Но скоро все закончится. День обращения неумолимо приближался, и тревога внутри нарастала в геометрической прогрессии. Мысль о жизни с Рудом до конца своих дней была невыносимой. Да я даже думать о нем сейчас без отвращения не могла и не верила в то, что какой-то укус поможет. Да и не хотела, чтобы помог.
Я хотела сбежать. Первые дней пять лелеяла надежду найти лазейку и выбраться, но, к сожалению, тщетно. Руд действительно все тщательно продумал, и даже без его угроз жизни Ирэн, шансов уйти из квартиры у меня не было. С отцом и матерью мне давали поговорить пару раз в неделю, за каждым словом внимательно следили и демонстрировали по телефону, что в это время и за Ирэн тоже кто-то следит. Совсем рядом: идет за ней по улице или сидит за соседним столиком в кафе. И я, переживая за сестру, плела небылицы родителям о том, как чудесно у родственников Руда и нет, я пока не хочу домой. Да, в университете я договорилась. Все нормально, всех люблю. Стоило сказать последнее слово, как телефон моментально выхватывался из моих рук и исчезал, оставляя меня наедине с глухой бессильной злостью, клубящейся внутри. Итак к концу первой недели я поняла, что сама я мало что смогу.
И начался период томительного бесплодного ожидания, закончившийся крушением всех моих иллюзий.
На самом деле, после того, как я перестала ждать своего вымышленного героя, которому в реальности не было до меня никакого дела, стало гораздо легче.
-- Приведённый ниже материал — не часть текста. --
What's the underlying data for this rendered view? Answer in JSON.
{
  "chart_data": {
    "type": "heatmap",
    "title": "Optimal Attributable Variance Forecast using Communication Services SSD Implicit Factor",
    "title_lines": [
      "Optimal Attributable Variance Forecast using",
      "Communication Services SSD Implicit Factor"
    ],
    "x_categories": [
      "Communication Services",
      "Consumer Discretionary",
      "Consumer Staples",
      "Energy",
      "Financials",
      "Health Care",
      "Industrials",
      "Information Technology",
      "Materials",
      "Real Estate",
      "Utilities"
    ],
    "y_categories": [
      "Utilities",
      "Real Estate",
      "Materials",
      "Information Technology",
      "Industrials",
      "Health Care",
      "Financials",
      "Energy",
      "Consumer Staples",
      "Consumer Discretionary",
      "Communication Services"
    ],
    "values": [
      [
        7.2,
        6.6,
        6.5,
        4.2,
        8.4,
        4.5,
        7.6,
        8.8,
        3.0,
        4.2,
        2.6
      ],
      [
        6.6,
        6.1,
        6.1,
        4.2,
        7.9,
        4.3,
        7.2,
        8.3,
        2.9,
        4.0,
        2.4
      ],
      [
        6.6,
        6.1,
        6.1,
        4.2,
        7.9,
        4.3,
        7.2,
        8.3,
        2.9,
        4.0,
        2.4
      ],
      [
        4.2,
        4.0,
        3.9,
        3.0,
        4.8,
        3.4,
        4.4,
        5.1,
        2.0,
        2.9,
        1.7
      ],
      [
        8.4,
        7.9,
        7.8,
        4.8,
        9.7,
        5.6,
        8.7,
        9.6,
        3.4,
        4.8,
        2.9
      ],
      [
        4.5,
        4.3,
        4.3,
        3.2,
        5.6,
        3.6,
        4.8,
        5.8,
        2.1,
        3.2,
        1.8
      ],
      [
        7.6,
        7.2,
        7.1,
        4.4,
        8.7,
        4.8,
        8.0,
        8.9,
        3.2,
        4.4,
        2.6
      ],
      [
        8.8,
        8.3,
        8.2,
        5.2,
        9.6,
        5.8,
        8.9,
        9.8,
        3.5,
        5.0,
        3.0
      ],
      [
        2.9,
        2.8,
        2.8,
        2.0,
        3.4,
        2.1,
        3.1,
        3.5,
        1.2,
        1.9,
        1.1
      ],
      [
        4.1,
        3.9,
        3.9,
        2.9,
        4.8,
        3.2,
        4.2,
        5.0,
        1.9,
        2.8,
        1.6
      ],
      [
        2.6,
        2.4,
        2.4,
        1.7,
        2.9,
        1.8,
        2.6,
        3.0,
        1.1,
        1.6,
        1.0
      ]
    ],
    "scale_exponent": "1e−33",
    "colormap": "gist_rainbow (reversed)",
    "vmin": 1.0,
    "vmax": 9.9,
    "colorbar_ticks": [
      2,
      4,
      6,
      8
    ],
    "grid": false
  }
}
Бесплодные надежды отнимали слишком много сил, вгоняли в черную депрессию и мешали трезво мыслить. И как только я избавилась от них, в голову пришел новый план. Я могу сбежать на обращении. Даже не сбежать, а отказаться при всех, там ведь будут и члены моей семьей, и охрана отца. Да и по волчьим законам Рудольф не имеет права привести насильно меня в стаю. А Ирэн… Это он сейчас может ей навредить, когда я сижу здесь и ничего не могу сделать, а если отец укроет нас одновременно, то Руду уже будет нас обеих не достать. Уедем куда-нибудь на маленький остров в Тихом океане. Никогда он нас не найдет. К тому же я знаю много компромата на него. Не прямого, Шварцвальд всегда был очень осторожен, но все же… Какие-то встречи, связи, бумаги у меня в квартире, что-то я слышала. Если Рудольф не отстанет, я могу сильно попортить ему жизнь. Или хотя пригрозить этим.
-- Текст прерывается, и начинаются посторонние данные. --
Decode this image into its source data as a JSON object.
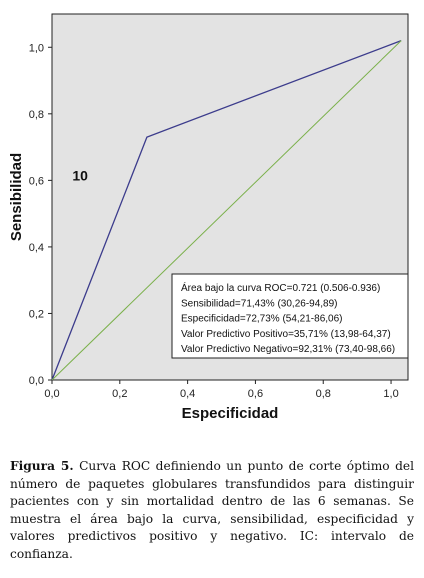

Все обдумав, я стала морально готовиться ко дню, когда моя судьба в любом случае решится: либо мне удастся сбежать, либо все-таки придется принять обращение. И тогда наверно все это уже станет не важно.
В дверь постучали.
— Пицца наверно, — пробасил Отто и встал открывать.
На пороге оказался консьерж.
— Сэр, вас к телефону мистер Шварцвальд, — пожилой мужчина протянул волку мобильник. Свои гаджеты ребята, когда смотрели за мной, так и не носили. Приказ. Мало ли мне все-таки взбредет в голову их опоить.
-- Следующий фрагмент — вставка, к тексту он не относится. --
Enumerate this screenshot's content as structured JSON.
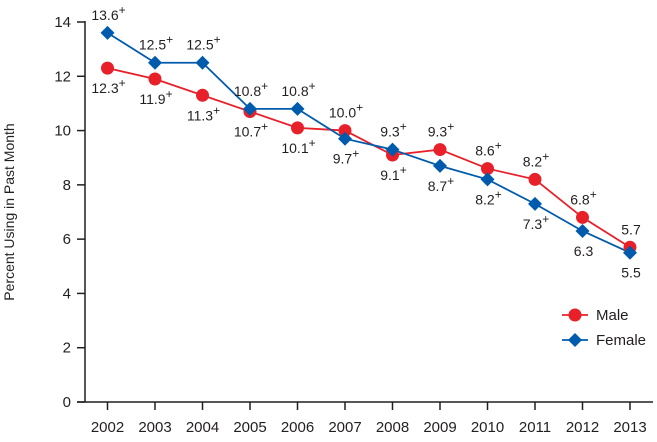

— Да, — Отто сначала улыбался, разговария, довольный веселым вечером, но постепенно беспечное выражение сползало с его лица, — Да, понял. Да. Ждем. У нас в порядке. Пока в порядке.
Мы замерли с Киром, следя за ним. Отто повесил трубку посмотрел на ожидающего в двери консьержа.
— Я себе пока оставлю. Верну через полчасика.
— Хорошо, — пробормотал старик. Он явно был недоволен, но спорить не стал. Молча развернулся и поплелся к лифту. Отто с грохотом захлопнул дверь.
— Что случилось? — Кир подобрался весь, внимательно наблюдая за приятелем.
— Рудольф звонил. Говорит, — Отто кинул на меня тревожный, почти злой взгляд, — Конуги могут прийти сейчас. Ребята уже едут на подмогу. Полчаса где-то и будут здесь.
Я замерла, пальцы судорожно сжали обивку дивана, так, что ногтям стало больно. Конуги? Сейчас? Поверхностное дыхание толчками начало выходить из легких. Что случилось? Неужели? Чувствовала кожей, как Отто буравит меня желтыми глазами. Приятелями мы быть моментально перестали.
— Что случилось? — повторил мой внутренний вопрос Кир.